Accountability today is far from that. Calls for someone to be “held accountable” usually mean a search for someone to blame.
The government is getting really good at blaming people and, while doing so, paralyzing itself as people seek to avoid any possibility of being blamed. Personal safety to support career advancement has taken centre stage. Appearances matter most.
A career public servant (one of many, I think) was shunted aside recently. The professional experience of a working lifetime now sits in splendid isolation, neither acknowledged nor taken advantage of because this person has a habit of telling people both the truth and how similar files have evolved in previous administrations.
A lot of people don’t want to hear that. Anyone advancing a “new and innovative” idea designed to support career advancement has no interest whatsoever in having a person of experience explain how that idea was advanced years ago, and what happened to it. Fast-trackers purvey smoke and mirrors, avoid making decisions that could derail their advancement, and move to new jobs before the train wrecks they have caused can derail. They seek appearances, oblivious to reality.
That makes it difficult to create a solid foundation for accountability, rather like building a house on quicksand. Accountability becomes a nice idea increasingly difficult to implement.
At the highest apparent level of public accountability – the House of Commons with its elected representatives – this accountability is severely lacking. Questions are asked because MPs (a.k.a. the people) want explanations: direct and complete answers are few and far between and transparency is opaque and distorted. The House has no rules about answering questions and the Speaker has no authority to do anything to an MP who refuses to answer. In the House, questions and answers are about politics and appearances, not accountability.
Elsewhere in government, straight answers to straight questions – offering a full and due reporting to the public – are also not likely to happen.
Under the federal Access to Information Act, many bureaucrats seem to avoid putting anything in writing that might lead to possible criticism and blame sometime in the future. This is made worse by people higher in the food chain who only want to hear good news. Pros reign; cons are minimized or ignored. No longer do public servants speak knowledge to power; they are expected instead to pander to known already-made decisions and biases.

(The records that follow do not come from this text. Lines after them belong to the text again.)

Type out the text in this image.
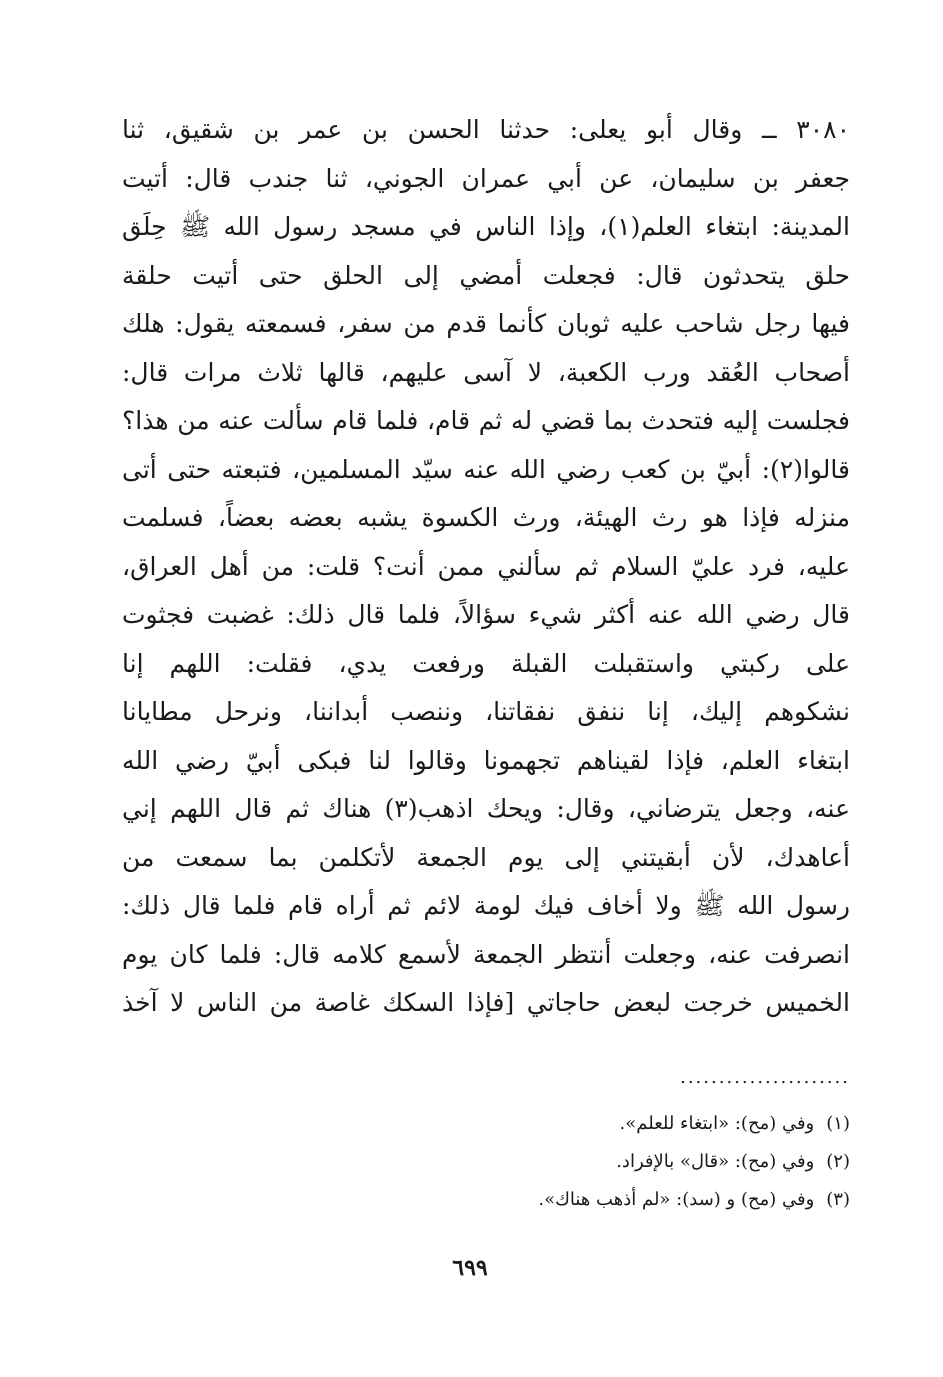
٣٠٨٠ ــ وقال أبو يعلى: حدثنا الحسن بن عمر بن شقيق، ثنا
جعفر بن سليمان، عن أبي عمران الجوني، ثنا جندب قال: أتيت
المدينة: ابتغاء العلم(١)، وإذا الناس في مسجد رسول الله ﷺ حِلَق
حلق يتحدثون قال: فجعلت أمضي إلى الحلق حتى أتيت حلقة
فيها رجل شاحب عليه ثوبان كأنما قدم من سفر، فسمعته يقول: هلك
أصحاب العُقد ورب الكعبة، لا آسى عليهم، قالها ثلاث مرات قال:
فجلست إليه فتحدث بما قضي له ثم قام، فلما قام سألت عنه من هذا؟
قالوا(٢): أبيّ بن كعب رضي الله عنه سيّد المسلمين، فتبعته حتى أتى
منزله فإذا هو رث الهيئة، ورث الكسوة يشبه بعضه بعضاً، فسلمت
عليه، فرد عليّ السلام ثم سألني ممن أنت؟ قلت: من أهل العراق،
قال رضي الله عنه أكثر شيء سؤالاً، فلما قال ذلك: غضبت فجثوت
على ركبتي واستقبلت القبلة ورفعت يدي، فقلت: اللهم إنا
نشكوهم إليك، إنا ننفق نفقاتنا، وننصب أبداننا، ونرحل مطايانا
ابتغاء العلم، فإذا لقيناهم تجهمونا وقالوا لنا فبكى أبيّ رضي الله
عنه، وجعل يترضاني، وقال: ويحك اذهب(٣) هناك ثم قال اللهم إني
أعاهدك، لأن أبقيتني إلى يوم الجمعة لأتكلمن بما سمعت من
رسول الله ﷺ ولا أخاف فيك لومة لائم ثم أراه قام فلما قال ذلك:
انصرفت عنه، وجعلت أنتظر الجمعة لأسمع كلامه قال: فلما كان يوم
الخميس خرجت لبعض حاجاتي [فإذا السكك غاصة من الناس لا آخذ
......................
(١)وفي (مح): «ابتغاء للعلم».
(٢)وفي (مح): «قال» بالإفراد.
(٣)وفي (مح) و (سد): «لم أذهب هناك».
٦٩٩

Internal audits suffered from this malaise some years ago with the government decision to post them on the Internet. Almost overnight anything in an audit that could possibly lead to criticism seemed to disappear: the real substance – observations where managers could actually improve things – was put into unpublished management letters, or verbal debriefs, because no one wanted to risk blame for less than perfection.
The global result is that documents, the “proof” required to support and confirm accountability, are incomplete and slanted, although they are well massaged and elegantly formulated.

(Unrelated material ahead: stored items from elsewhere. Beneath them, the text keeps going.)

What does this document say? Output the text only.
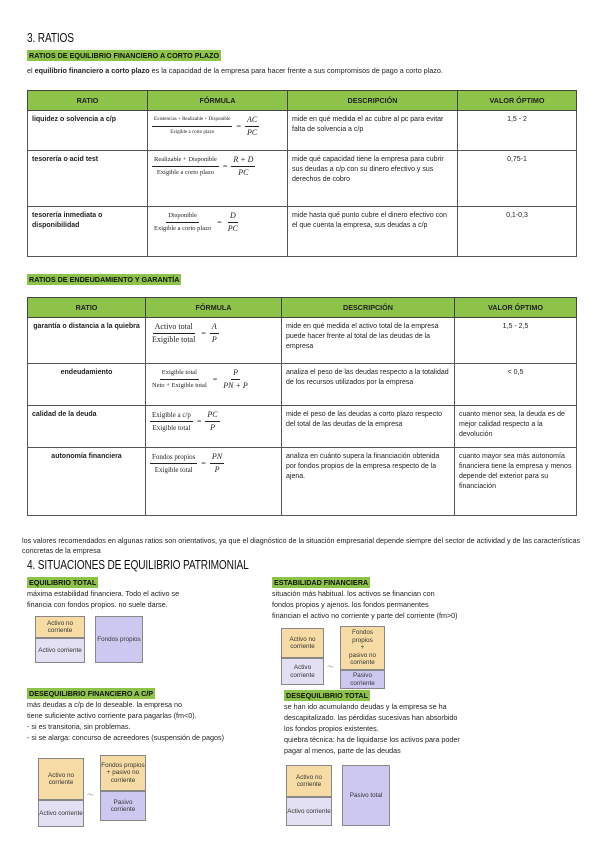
3. RATIOS
RATIOS DE EQUILIBRIO FINANCIERO A CORTO PLAZO
el equilibrio financiero a corto plazo es la capacidad de la empresa para hacer frente a sus compromisos de pago a corto plazo.
RATIO	FÓRMULA	DESCRIPCIÓN	VALOR ÓPTIMO
liquidez o solvencia a c/p	$\frac{\text{Existencias + Realizable + Disponible}}{\text{Exigible a corto plazo}} = \frac{AC}{PC}$	mide en qué medida el ac cubre al pc para evitar falta de solvencia a c/p	1,5 - 2
tesorería o acid test	$\frac{\text{Realizable + Disponible}}{\text{Exigible a corto plazo}} = \frac{R + D}{PC}$	mide qué capacidad tiene la empresa para cubrir sus deudas a c/p con su dinero efectivo y sus derechos de cobro	0,75-1
tesorería inmediata o disponibilidad	$\frac{\text{Disponible}}{\text{Exigible a corto plazo}} = \frac{D}{PC}$	mide hasta qué punto cubre el dinero efectivo con el que cuenta la empresa, sus deudas a c/p	0,1-0,3
RATIOS DE ENDEUDAMIENTO Y GARANTÍA
RATIO	FÓRMULA	DESCRIPCIÓN	VALOR ÓPTIMO
garantía o distancia a la quiebra	$\frac{\text{Activo total}}{\text{Exigible total}} = \frac{A}{P}$	mide en qué medida el activo total de la empresa puede hacer frente al total de las deudas de la empresa	1,5 - 2,5
endeudamiento	$\frac{\text{Exigible total}}{\text{Neto + Exigible total}} = \frac{P}{PN + P}$	analiza el peso de las deudas respecto a la totalidad de los recursos utilizados por la empresa	< 0,5
calidad de la deuda	$\frac{\text{Exigible a c/p}}{\text{Exigible total}} = \frac{PC}{P}$	mide el peso de las deudas a corto plazo respecto del total de las deudas de la empresa	cuanto menor sea, la deuda es de mejor calidad respecto a la devolución
autonomía financiera	$\frac{\text{Fondos propios}}{\text{Exigible total}} = \frac{PN}{P}$	analiza en cuánto supera la financiación obtenida por fondos propios de la empresa respecto de la ajena.	cuanto mayor sea más autonomía financiera tiene la empresa y menos depende del exterior para su financiación
los valores recomendados en algunas ratios son orientativos, ya que el diagnóstico de la situación empresarial depende siempre del sector de actividad y de las características concretas de la empresa
4. SITUACIONES DE EQUILIBRIO PATRIMONIAL
EQUILIBRIO TOTAL
máxima estabilidad financiera. Todo el activo se
financia con fondos propios. no suele darse.
Activo no corriente
Activo corriente
Fondos propios
ESTABILIDAD FINANCIERA
situación más habitual. los activos se financian con
fondos propios y ajenos. los fondos permanentes
financian el activo no corriente y parte del corriente (fm>0)
Activo no corriente
Activo corriente
〜
Fondos propios
+
pasivo no corriente
Pasivo corriente
DESEQUILIBRIO FINANCIERO A C/P
más deudas a c/p de lo deseable. la empresa no
tiene suficiente activo corriente para pagarlas (fm<0).
- si es transitoria, sin problemas.
- si se alarga: concurso de acreedores (suspensión de pagos)
Activo no corriente
Activo corriente
〜
Fondos propios + pasivo no corriente
Pasivo corriente
DESEQUILIBRIO TOTAL
se han ido acumulando deudas y la empresa se ha
descapitalizado. las pérdidas sucesivas han absorbido
los fondos propios existentes.
quiebra técnica: ha de liquidarse los activos para poder
pagar al menos, parte de las deudas
Activo no corriente
Activo corriente
Pasivo total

A lack of knowledge in the upper levels of the bureaucracy does not help. Although the executive position classification system places major emphasis on the knowledge needed to do a job effectively, too many executives simply have no knowledge of – let alone experience in – the subject fields they are supposed to be leading. That’s fine as long as they are prepared to seek and consider the advice of the experienced people with whom they work – but I have already talked about that!

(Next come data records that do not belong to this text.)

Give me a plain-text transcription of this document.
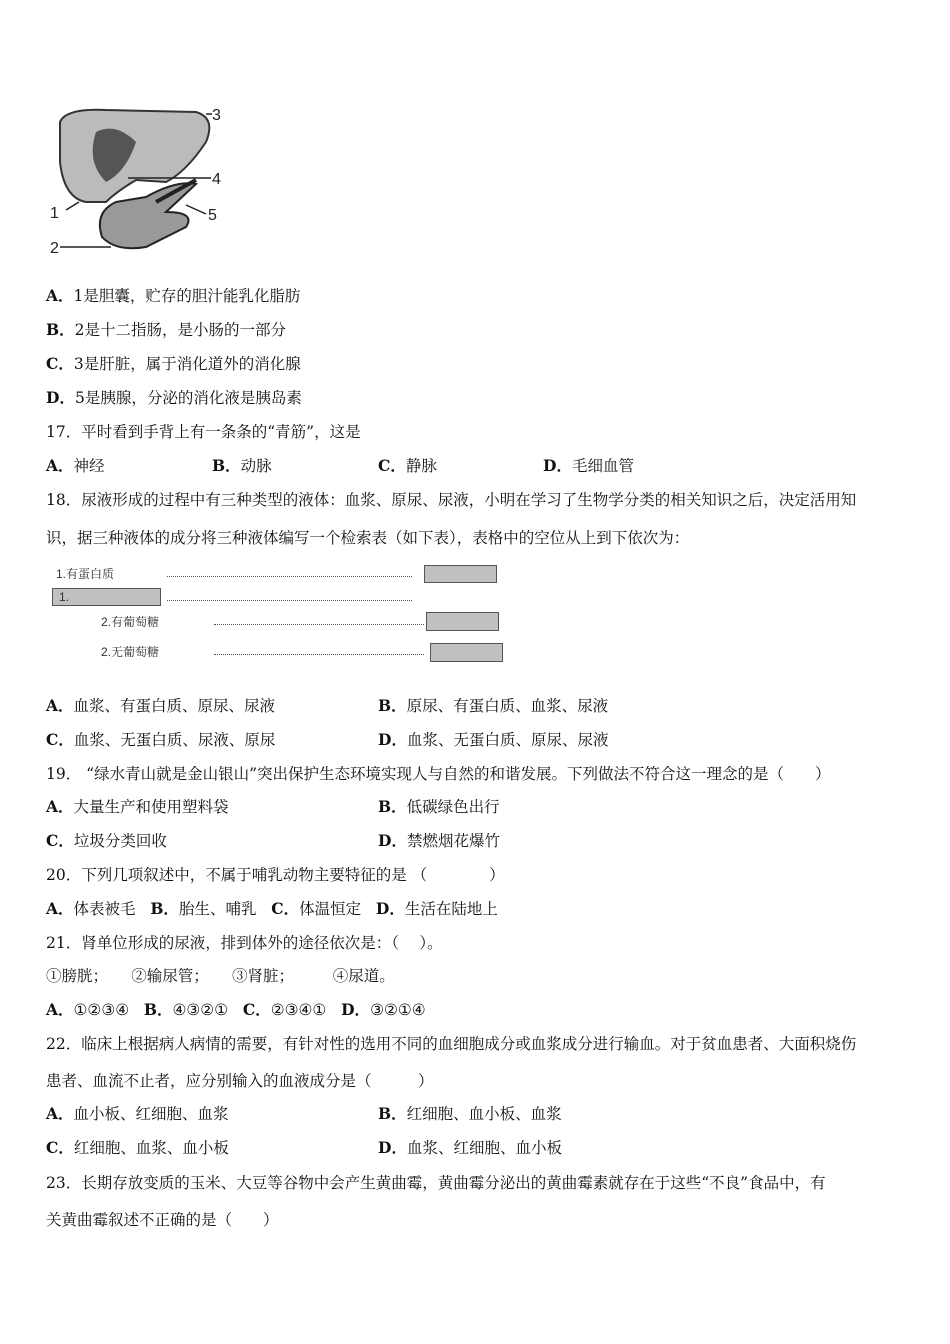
3
4
5
1
2
A．1是胆囊，贮存的胆汁能乳化脂肪
B．2是十二指肠，是小肠的一部分
C．3是肝脏，属于消化道外的消化腺
D．5是胰腺，分泌的消化液是胰岛素
17．平时看到手背上有一条条的“青筋”，这是
A．神经	B．动脉	C．静脉	D．毛细血管
18．尿液形成的过程中有三种类型的液体：血浆、原尿、尿液，小明在学习了生物学分类的相关知识之后，决定活用知
识，据三种液体的成分将三种液体编写一个检索表（如下表），表格中的空位从上到下依次为：
1.有蛋白质
1.
2.有葡萄糖
2.无葡萄糖
A．血浆、有蛋白质、原尿、尿液	B．原尿、有蛋白质、血浆、尿液
C．血浆、无蛋白质、尿液、原尿	D．血浆、无蛋白质、原尿、尿液
19． “绿水青山就是金山银山”突出保护生态环境实现人与自然的和谐发展。下列做法不符合这一理念的是（　　）
A．大量生产和使用塑料袋	B．低碳绿色出行
C．垃圾分类回收	D．禁燃烟花爆竹
20．下列几项叙述中，不属于哺乳动物主要特征的是 （　　　　）
A．体表被毛 B．胎生、哺乳 C．体温恒定 D．生活在陆地上
21．肾单位形成的尿液，排到体外的途径依次是：（　 ）。
①膀胱；　　②输尿管；　　③肾脏；　　　④尿道。
A．①②③④ B．④③②① C．②③④① D．③②①④
22．临床上根据病人病情的需要，有针对性的选用不同的血细胞成分或血浆成分进行输血。对于贫血患者、大面积烧伤
患者、血流不止者，应分别输入的血液成分是（　　　）
A．血小板、红细胞、血浆	B．红细胞、血小板、血浆
C．红细胞、血浆、血小板	D．血浆、红细胞、血小板
23．长期存放变质的玉米、大豆等谷物中会产生黄曲霉，黄曲霉分泌出的黄曲霉素就存在于这些“不良”食品中，有
关黄曲霉叙述不正确的是（　　）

Self-interest reigns for the micromanagers who are so concerned about being found at fault that they will not let $90,000-a-year professionals sneeze without “checking with me first.” Risk identification and management are now risk avoidance: doing nothing is better than doing something that could lead to criticism.
The Values and Ethics Code for the Public Services says that federal public servants must “[provide] decision-makers with all the information, analysis and advice they need, always striving to be open, candid and impartial,” and “never [use] their official roles to inappropriately obtain an advantage for themselves or to advantage or disadvantage others” (emphasis added).
How many public servants can look in the mirror and honestly say that they and the people they work with are in full compliance?